Рената обрадовалась, но согласилась лишь с условием, что будет платить Августине за комнату по «московской таксе».
— Ведь я все равно бы платила квартирной хозяйке, а Августине деньги пригодятся.
— Но я буду ей присылать.
— Ну и что ж, присылай. И еще я буду платить. Мои родители хорошо зарабатывают. Они так и наказывали мне: снимешь комнату у хорошей женщины. Мама часто бывает в Москве. Ей Августина тоже понравится.
— И твоя мама может у нас останавливаться, в гостиницу не нужно идти.
Мы все трое были очень довольны, особенно Августина, видно, она боялась остаться одна. Ренате она сразу и навсегда поверила.
Эти три недели промчались, как большой праздник. Ночью мы болтали с Ренатой до трех-четырех часов. Рената явно уродилась не в коряков, которые не терпят многословия.
Утром, отоспавшись, выпив кофе и съев завтрак, приготовленный Августиной, мы бродили по Москве.
Никогда не знала, какое это счастье — показывать родной город любимому другу. Мы исколесили и исходили пешком всю Москву.
К моему удивлению и некоторой обиде, Рената наотрез отказалась идти со мной в картинные галереи и на выставки художников.
— Я должна их осмотреть исподволь и одна...
— Но почему не со мной?
— Не знаю, не сердись. Должна быть наедине с картиной художника.
— Но там полно народа!
— Незнакомые. Все равно что их нет. В толпе человек — один.

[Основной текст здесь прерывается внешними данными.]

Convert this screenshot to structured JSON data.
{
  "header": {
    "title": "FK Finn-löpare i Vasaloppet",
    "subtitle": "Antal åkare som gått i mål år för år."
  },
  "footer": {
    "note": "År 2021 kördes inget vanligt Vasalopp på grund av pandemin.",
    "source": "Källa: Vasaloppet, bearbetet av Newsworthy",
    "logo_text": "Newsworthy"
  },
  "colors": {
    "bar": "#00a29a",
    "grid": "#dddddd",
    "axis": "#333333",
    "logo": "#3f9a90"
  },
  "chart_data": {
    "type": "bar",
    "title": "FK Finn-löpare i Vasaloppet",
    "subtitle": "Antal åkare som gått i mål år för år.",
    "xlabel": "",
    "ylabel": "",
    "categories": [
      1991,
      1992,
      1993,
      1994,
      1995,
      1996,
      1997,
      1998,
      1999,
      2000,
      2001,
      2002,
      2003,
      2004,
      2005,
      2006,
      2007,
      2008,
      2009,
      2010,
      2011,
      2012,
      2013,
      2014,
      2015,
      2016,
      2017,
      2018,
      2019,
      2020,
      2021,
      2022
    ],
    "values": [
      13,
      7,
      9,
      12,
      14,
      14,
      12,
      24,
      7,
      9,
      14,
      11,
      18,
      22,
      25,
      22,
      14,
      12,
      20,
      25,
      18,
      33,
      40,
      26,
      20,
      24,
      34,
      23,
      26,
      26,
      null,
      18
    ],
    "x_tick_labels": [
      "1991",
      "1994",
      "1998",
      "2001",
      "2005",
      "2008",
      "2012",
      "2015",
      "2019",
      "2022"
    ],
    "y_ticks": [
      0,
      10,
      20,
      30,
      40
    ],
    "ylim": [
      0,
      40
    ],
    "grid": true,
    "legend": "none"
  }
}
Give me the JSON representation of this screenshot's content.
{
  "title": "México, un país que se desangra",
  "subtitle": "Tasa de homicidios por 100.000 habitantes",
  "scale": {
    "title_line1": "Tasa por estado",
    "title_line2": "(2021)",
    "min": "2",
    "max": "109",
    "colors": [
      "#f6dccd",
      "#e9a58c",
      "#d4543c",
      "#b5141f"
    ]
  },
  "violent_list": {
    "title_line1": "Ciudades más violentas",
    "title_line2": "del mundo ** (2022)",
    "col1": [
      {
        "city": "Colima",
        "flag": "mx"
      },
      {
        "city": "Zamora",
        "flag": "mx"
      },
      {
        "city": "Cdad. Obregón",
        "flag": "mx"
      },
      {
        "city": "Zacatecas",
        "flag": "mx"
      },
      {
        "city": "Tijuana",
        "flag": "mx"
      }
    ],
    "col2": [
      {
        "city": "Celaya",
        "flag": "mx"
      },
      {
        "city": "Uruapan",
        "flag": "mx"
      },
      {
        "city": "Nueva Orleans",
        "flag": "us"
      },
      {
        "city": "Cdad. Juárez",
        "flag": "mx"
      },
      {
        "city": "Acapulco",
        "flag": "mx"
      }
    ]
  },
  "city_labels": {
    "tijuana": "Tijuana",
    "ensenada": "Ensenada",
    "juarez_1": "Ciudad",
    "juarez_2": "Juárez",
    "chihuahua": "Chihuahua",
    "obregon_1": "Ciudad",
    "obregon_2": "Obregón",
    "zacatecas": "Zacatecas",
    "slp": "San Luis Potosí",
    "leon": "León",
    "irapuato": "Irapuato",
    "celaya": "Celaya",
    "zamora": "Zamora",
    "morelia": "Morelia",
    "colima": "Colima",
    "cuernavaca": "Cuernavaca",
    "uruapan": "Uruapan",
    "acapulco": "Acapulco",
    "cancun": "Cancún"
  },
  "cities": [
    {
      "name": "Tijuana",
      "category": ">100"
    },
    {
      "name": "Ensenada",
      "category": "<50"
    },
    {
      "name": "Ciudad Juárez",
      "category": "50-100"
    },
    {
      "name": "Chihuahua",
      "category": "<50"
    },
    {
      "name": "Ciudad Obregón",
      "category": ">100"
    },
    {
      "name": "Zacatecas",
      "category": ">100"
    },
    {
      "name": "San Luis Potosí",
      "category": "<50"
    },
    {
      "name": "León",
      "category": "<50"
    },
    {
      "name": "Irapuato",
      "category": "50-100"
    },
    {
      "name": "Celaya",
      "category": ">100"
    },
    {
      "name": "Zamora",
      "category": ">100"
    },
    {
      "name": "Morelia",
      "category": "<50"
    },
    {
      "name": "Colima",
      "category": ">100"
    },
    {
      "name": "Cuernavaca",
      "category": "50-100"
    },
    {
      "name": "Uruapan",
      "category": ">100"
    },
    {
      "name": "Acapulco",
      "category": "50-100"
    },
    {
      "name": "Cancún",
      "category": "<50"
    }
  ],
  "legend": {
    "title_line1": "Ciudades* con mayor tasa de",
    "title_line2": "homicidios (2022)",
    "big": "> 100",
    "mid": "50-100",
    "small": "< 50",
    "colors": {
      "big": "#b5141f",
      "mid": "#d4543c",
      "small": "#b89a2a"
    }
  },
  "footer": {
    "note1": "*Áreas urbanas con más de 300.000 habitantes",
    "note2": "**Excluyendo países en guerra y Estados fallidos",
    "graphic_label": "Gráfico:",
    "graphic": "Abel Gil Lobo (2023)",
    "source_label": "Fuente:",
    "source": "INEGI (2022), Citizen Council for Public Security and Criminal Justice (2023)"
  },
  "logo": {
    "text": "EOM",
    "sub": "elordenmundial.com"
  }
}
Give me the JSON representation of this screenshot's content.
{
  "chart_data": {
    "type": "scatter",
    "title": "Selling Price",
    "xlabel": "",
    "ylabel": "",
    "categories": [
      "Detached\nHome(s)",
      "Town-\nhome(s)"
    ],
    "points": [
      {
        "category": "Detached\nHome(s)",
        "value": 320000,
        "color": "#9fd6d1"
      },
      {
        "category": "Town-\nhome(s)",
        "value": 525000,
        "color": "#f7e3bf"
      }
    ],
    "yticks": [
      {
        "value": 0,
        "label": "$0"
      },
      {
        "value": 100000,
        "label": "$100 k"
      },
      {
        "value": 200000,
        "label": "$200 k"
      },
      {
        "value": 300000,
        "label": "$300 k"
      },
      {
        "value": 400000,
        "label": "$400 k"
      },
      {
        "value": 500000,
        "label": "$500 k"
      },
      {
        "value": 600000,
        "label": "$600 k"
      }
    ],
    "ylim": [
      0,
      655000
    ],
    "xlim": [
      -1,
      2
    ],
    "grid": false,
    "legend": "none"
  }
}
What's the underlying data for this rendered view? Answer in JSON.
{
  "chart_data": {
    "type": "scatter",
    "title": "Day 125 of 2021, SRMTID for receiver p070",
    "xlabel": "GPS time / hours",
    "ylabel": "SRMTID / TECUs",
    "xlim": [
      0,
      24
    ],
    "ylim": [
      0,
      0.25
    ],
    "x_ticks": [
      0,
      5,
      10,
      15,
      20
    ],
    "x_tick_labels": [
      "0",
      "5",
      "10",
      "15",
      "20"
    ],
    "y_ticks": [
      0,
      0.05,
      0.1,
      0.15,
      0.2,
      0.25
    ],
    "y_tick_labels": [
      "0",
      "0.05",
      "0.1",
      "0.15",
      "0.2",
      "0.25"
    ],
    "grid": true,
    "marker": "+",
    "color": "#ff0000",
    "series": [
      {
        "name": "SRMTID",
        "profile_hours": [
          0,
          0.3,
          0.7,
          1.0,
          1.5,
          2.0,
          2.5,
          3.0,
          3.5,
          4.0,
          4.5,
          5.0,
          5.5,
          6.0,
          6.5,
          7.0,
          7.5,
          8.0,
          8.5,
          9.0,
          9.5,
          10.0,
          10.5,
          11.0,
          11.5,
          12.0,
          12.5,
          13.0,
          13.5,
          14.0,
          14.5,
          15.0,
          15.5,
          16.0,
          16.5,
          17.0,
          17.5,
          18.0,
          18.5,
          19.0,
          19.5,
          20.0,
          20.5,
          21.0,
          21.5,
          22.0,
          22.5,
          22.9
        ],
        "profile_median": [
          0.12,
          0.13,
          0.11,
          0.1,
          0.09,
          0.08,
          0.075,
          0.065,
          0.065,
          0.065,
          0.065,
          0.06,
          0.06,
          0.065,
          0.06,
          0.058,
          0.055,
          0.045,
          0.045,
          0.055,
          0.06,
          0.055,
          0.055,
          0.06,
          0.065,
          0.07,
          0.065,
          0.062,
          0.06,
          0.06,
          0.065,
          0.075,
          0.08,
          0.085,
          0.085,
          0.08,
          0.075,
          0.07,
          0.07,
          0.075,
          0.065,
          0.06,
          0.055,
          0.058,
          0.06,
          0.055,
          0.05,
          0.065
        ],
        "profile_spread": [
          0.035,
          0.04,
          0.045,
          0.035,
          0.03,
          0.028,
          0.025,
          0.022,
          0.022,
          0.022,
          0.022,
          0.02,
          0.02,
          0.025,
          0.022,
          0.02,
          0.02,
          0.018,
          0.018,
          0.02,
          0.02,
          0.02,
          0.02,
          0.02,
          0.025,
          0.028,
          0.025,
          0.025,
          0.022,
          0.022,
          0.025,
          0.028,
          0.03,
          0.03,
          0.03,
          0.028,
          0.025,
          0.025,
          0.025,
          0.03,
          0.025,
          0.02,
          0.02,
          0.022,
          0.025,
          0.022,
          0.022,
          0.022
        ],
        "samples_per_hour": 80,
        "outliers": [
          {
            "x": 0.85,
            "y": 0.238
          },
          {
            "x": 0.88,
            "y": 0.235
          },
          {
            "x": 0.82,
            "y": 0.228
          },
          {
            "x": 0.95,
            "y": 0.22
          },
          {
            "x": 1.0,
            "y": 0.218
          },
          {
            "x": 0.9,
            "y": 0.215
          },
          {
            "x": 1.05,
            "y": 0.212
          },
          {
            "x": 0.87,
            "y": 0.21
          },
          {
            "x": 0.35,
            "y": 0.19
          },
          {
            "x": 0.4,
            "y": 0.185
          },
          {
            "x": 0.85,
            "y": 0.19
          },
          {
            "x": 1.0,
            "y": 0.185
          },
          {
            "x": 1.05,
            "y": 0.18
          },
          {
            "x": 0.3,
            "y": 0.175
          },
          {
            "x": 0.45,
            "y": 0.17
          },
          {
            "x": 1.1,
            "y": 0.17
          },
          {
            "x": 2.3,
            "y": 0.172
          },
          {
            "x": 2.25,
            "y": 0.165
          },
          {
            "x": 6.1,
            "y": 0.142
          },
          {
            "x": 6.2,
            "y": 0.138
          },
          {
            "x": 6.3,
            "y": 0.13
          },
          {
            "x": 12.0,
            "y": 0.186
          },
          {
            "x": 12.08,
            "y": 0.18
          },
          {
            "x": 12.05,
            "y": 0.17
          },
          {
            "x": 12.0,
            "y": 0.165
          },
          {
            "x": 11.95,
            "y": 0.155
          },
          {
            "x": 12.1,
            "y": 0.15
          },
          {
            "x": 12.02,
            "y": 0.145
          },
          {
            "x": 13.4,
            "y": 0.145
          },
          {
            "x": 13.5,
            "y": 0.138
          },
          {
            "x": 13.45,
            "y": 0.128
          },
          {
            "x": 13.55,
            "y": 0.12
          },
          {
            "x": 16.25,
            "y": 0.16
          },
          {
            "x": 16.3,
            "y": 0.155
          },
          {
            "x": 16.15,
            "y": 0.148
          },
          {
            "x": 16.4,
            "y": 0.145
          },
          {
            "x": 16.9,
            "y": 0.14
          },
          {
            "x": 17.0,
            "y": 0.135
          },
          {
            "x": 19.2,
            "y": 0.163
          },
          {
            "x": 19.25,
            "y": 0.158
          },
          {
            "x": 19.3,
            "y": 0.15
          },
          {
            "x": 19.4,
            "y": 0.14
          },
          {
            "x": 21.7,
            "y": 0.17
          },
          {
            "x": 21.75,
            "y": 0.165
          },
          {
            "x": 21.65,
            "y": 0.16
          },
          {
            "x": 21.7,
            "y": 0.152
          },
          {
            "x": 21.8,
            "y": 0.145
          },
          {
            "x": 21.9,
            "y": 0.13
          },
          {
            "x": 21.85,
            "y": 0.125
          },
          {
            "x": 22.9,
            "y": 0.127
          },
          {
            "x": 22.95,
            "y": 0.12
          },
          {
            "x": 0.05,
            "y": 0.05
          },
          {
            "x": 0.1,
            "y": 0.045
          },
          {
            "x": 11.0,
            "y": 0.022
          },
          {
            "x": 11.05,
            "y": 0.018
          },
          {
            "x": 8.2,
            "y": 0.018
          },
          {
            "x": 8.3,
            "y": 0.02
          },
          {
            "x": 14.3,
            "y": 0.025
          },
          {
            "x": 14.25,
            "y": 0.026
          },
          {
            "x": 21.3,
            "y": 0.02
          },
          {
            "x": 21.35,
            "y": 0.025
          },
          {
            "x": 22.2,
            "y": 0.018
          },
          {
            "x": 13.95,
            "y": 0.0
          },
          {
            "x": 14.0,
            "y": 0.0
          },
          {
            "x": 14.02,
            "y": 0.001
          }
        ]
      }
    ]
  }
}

Рената показала нам фотографии своих родных. (А картины ее посмотреть не удалось. Их задержала у себя вулканолог Кучеринер — хотела показать кому-то.) Прежде всего фотографию моего дяди. Точнее, дедушки, но я привыкла думать о нем как о дяде. У нас была его фотография, где он еще молодой врач, только окончивший институт: веселый, симпатичный спортсмен, с благодушной улыбкой взирающий на мир, который ему, в общем-то, нравится. Комсомолец двадцатых годов! Я вытащила эту старую фотографию для сравнения. Со второй фотографии смотрел на нас худощавый старик — грустные глаза, много видевшие; морщинистый лоб, много думавший; горько сжатый рот человека, умевшего сочувствовать людям; заострившийся нос — тень надвигавшейся старости. Лишь густые волосы пощадило время, чуть посеребрив их, да зубы, по словам Реночки, сохранились свои.
— Сколько лежит между этими двумя непохожими друг на друга людьми?
— Всего лишь полвека — и два разных лица! — горестно воскликнула я.
Рената задумчиво взглянула на меня, ей взгрустнулось. Может, подумала, что когда-нибудь и ее не узнают. Она вздохнула и ответила на мой вопрос:
— Целая жизнь, которой можно позавидовать, столько в ней доброты, честности, человеколюбия. Высокого мельгитанина знают по всей Камчатке. Врач — он никогда не был только врачом,— краевед, этнограф, изучающий нрав, быт, обычаи народностей Камчатки, чтоб им помочь. И сколько он помогал людям за свою долгую жизнь! Все надеются, что он проживет еще долго-долго. Он нужен людям.
Потом Рената показала фотографии родителей. Отец не очень походил на коряка, скорее на русского. Может, потому, что был одет в хорошо сшитый костюм, с белой сорочкой и галстуком. На другой фотографии он был на лыжах, в свитере и вязаной шапке. Улыбался открыто и радостно.
Мать Ренаты была хороша. Умное, обаятельное, доброе лицо. На другой фотографии она была с внуком Юрой, прелестным мальчуганом лет шести с выразительным нервным лицом.
— Наверно, любит бабушку,— заметила я, разглядывая снимок.